« S'il est vrai que la pensée philosophique est bloquée parce qu'elle est incapable de penser la catastrophe qui l'obsède, il est temps de découvrir l'autre médium qui permet de voir clair en nous-mêmes, à savoir la prose de la modernité ».
Peter Bürger justifie ainsi les analyses qu'il consacre à des écrivains de l'époque moderne, à ceux qui, selon lui, éclairent les contradictions de la modernité et élaborent une véritable « connaissance littéraire ». Avec Christa Bürger, il relit Lautréamont, Baudelaire, Rimbaud, Flaubert, Mallarmé, Zola, Valéry, Proust, Artaud, F. Schlegel, Kleist, Heine, Hofmannsthal, Kafka, Musil, Joyce, Beckett, Faulkner, Uwe Johnson.
Une analyse attentive et critique de ces « valeurs consacrées » de la littérature, qui n'exclut nullement le « plaisir du texte », révèle à quel point ces auteurs ont eu conscience des ambiguïtés de leurs temps. Leur scepticisme renvoie l'image d'une modernité contrastée, à la fois résolue et hésitante, enthousiaste et sans illusion, constamment auto-critique, très éloignée des simplifications postmodernes.

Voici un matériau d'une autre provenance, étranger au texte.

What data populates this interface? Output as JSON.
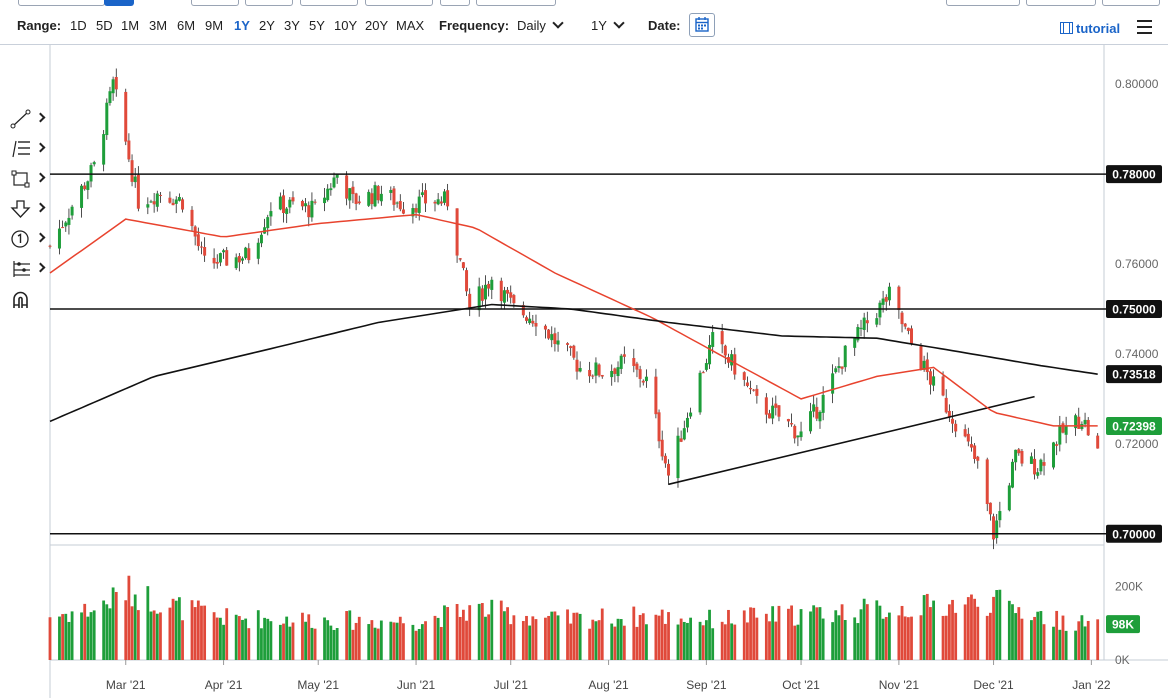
{
  "toolbar": {
    "range_label": "Range:",
    "ranges": [
      "1D",
      "5D",
      "1M",
      "3M",
      "6M",
      "9M",
      "1Y",
      "2Y",
      "3Y",
      "5Y",
      "10Y",
      "20Y",
      "MAX"
    ],
    "active_range": "1Y",
    "frequency_label": "Frequency:",
    "frequency_value": "Daily",
    "period_value": "1Y",
    "date_label": "Date:",
    "tutorial_label": "tutorial"
  },
  "colors": {
    "bull": "#1e9e3a",
    "bear": "#e0493a",
    "ma_short": "#e8432e",
    "ma_long": "#111111",
    "active": "#1a64c8",
    "price_tag": "#1e9e3a"
  },
  "icons": [
    "line-tool-icon",
    "fib-tool-icon",
    "shape-tool-icon",
    "arrow-tool-icon",
    "annotation-tool-icon",
    "pattern-tool-icon",
    "magnet-icon"
  ],
  "chart_data": {
    "type": "candlestick",
    "x_ticks": [
      "Mar '21",
      "Apr '21",
      "May '21",
      "Jun '21",
      "Jul '21",
      "Aug '21",
      "Sep '21",
      "Oct '21",
      "Nov '21",
      "Dec '21",
      "Jan '22"
    ],
    "y_ticks": [
      "0.80000",
      "0.76000",
      "0.74000",
      "0.72000"
    ],
    "ylim": [
      0.6975,
      0.8065
    ],
    "volume_ticks": [
      "200K",
      "0K"
    ],
    "volume_ylim": [
      0,
      300
    ],
    "last_price_label": "0.72398",
    "last_volume_label": "98K",
    "horizontal_lines": [
      {
        "label": "0.78000",
        "value": 0.78
      },
      {
        "label": "0.75000",
        "value": 0.75
      },
      {
        "label": "0.70000",
        "value": 0.7
      }
    ],
    "ma_label": "0.73518",
    "trendline": {
      "from": [
        "2021-08-20",
        0.711
      ],
      "to": [
        "2021-12-14",
        0.7305
      ]
    },
    "candle_anchors": [
      [
        "2021-02-05",
        0.764
      ],
      [
        "2021-02-12",
        0.773
      ],
      [
        "2021-02-19",
        0.7815
      ],
      [
        "2021-02-25",
        0.8
      ],
      [
        "2021-03-05",
        0.774
      ],
      [
        "2021-03-12",
        0.776
      ],
      [
        "2021-03-19",
        0.774
      ],
      [
        "2021-03-26",
        0.76
      ],
      [
        "2021-04-02",
        0.761
      ],
      [
        "2021-04-09",
        0.762
      ],
      [
        "2021-04-16",
        0.773
      ],
      [
        "2021-04-23",
        0.773
      ],
      [
        "2021-04-30",
        0.772
      ],
      [
        "2021-05-07",
        0.78
      ],
      [
        "2021-05-12",
        0.774
      ],
      [
        "2021-05-21",
        0.776
      ],
      [
        "2021-05-28",
        0.773
      ],
      [
        "2021-06-04",
        0.774
      ],
      [
        "2021-06-11",
        0.774
      ],
      [
        "2021-06-18",
        0.75
      ],
      [
        "2021-06-25",
        0.757
      ],
      [
        "2021-07-02",
        0.75
      ],
      [
        "2021-07-09",
        0.748
      ],
      [
        "2021-07-16",
        0.742
      ],
      [
        "2021-07-23",
        0.737
      ],
      [
        "2021-07-30",
        0.736
      ],
      [
        "2021-08-06",
        0.738
      ],
      [
        "2021-08-13",
        0.734
      ],
      [
        "2021-08-20",
        0.713
      ],
      [
        "2021-08-27",
        0.729
      ],
      [
        "2021-09-03",
        0.743
      ],
      [
        "2021-09-10",
        0.737
      ],
      [
        "2021-09-17",
        0.729
      ],
      [
        "2021-09-24",
        0.726
      ],
      [
        "2021-10-01",
        0.722
      ],
      [
        "2021-10-08",
        0.73
      ],
      [
        "2021-10-15",
        0.74
      ],
      [
        "2021-10-22",
        0.747
      ],
      [
        "2021-10-29",
        0.753
      ],
      [
        "2021-11-05",
        0.742
      ],
      [
        "2021-11-12",
        0.733
      ],
      [
        "2021-11-19",
        0.725
      ],
      [
        "2021-11-26",
        0.715
      ],
      [
        "2021-12-01",
        0.7
      ],
      [
        "2021-12-08",
        0.717
      ],
      [
        "2021-12-15",
        0.715
      ],
      [
        "2021-12-22",
        0.722
      ],
      [
        "2021-12-29",
        0.726
      ],
      [
        "2022-01-03",
        0.718
      ]
    ],
    "ma_short_anchors": [
      [
        "2021-02-05",
        0.758
      ],
      [
        "2021-03-01",
        0.77
      ],
      [
        "2021-04-01",
        0.766
      ],
      [
        "2021-05-01",
        0.769
      ],
      [
        "2021-06-01",
        0.771
      ],
      [
        "2021-06-20",
        0.768
      ],
      [
        "2021-07-15",
        0.758
      ],
      [
        "2021-08-15",
        0.748
      ],
      [
        "2021-09-10",
        0.738
      ],
      [
        "2021-10-01",
        0.73
      ],
      [
        "2021-10-25",
        0.735
      ],
      [
        "2021-11-12",
        0.737
      ],
      [
        "2021-12-01",
        0.727
      ],
      [
        "2021-12-20",
        0.724
      ],
      [
        "2022-01-03",
        0.724
      ]
    ],
    "ma_long_anchors": [
      [
        "2021-02-05",
        0.725
      ],
      [
        "2021-03-10",
        0.735
      ],
      [
        "2021-04-15",
        0.741
      ],
      [
        "2021-05-20",
        0.747
      ],
      [
        "2021-06-25",
        0.751
      ],
      [
        "2021-07-20",
        0.75
      ],
      [
        "2021-08-20",
        0.747
      ],
      [
        "2021-09-25",
        0.744
      ],
      [
        "2021-10-25",
        0.7435
      ],
      [
        "2021-11-20",
        0.7405
      ],
      [
        "2021-12-15",
        0.7375
      ],
      [
        "2022-01-03",
        0.7355
      ]
    ],
    "volume_anchors": [
      [
        "2021-02-05",
        120
      ],
      [
        "2021-02-20",
        140
      ],
      [
        "2021-03-01",
        190
      ],
      [
        "2021-03-15",
        150
      ],
      [
        "2021-04-01",
        115
      ],
      [
        "2021-05-01",
        110
      ],
      [
        "2021-06-01",
        105
      ],
      [
        "2021-06-20",
        140
      ],
      [
        "2021-07-15",
        110
      ],
      [
        "2021-08-15",
        120
      ],
      [
        "2021-09-01",
        110
      ],
      [
        "2021-10-01",
        125
      ],
      [
        "2021-11-01",
        140
      ],
      [
        "2021-12-01",
        160
      ],
      [
        "2021-12-20",
        110
      ],
      [
        "2022-01-03",
        95
      ]
    ]
  }
}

Walter Benjamin suspendait l'appropriation du passé à la construction du présent. Bürger inverse la démarche : relire les textes en prose de la modernité, du XIXe siècle à nos jours, est l'une des voies ouvertes à l'interprétation de l'époque actuelle et à l'enrichissement de nos expériences contemporaines.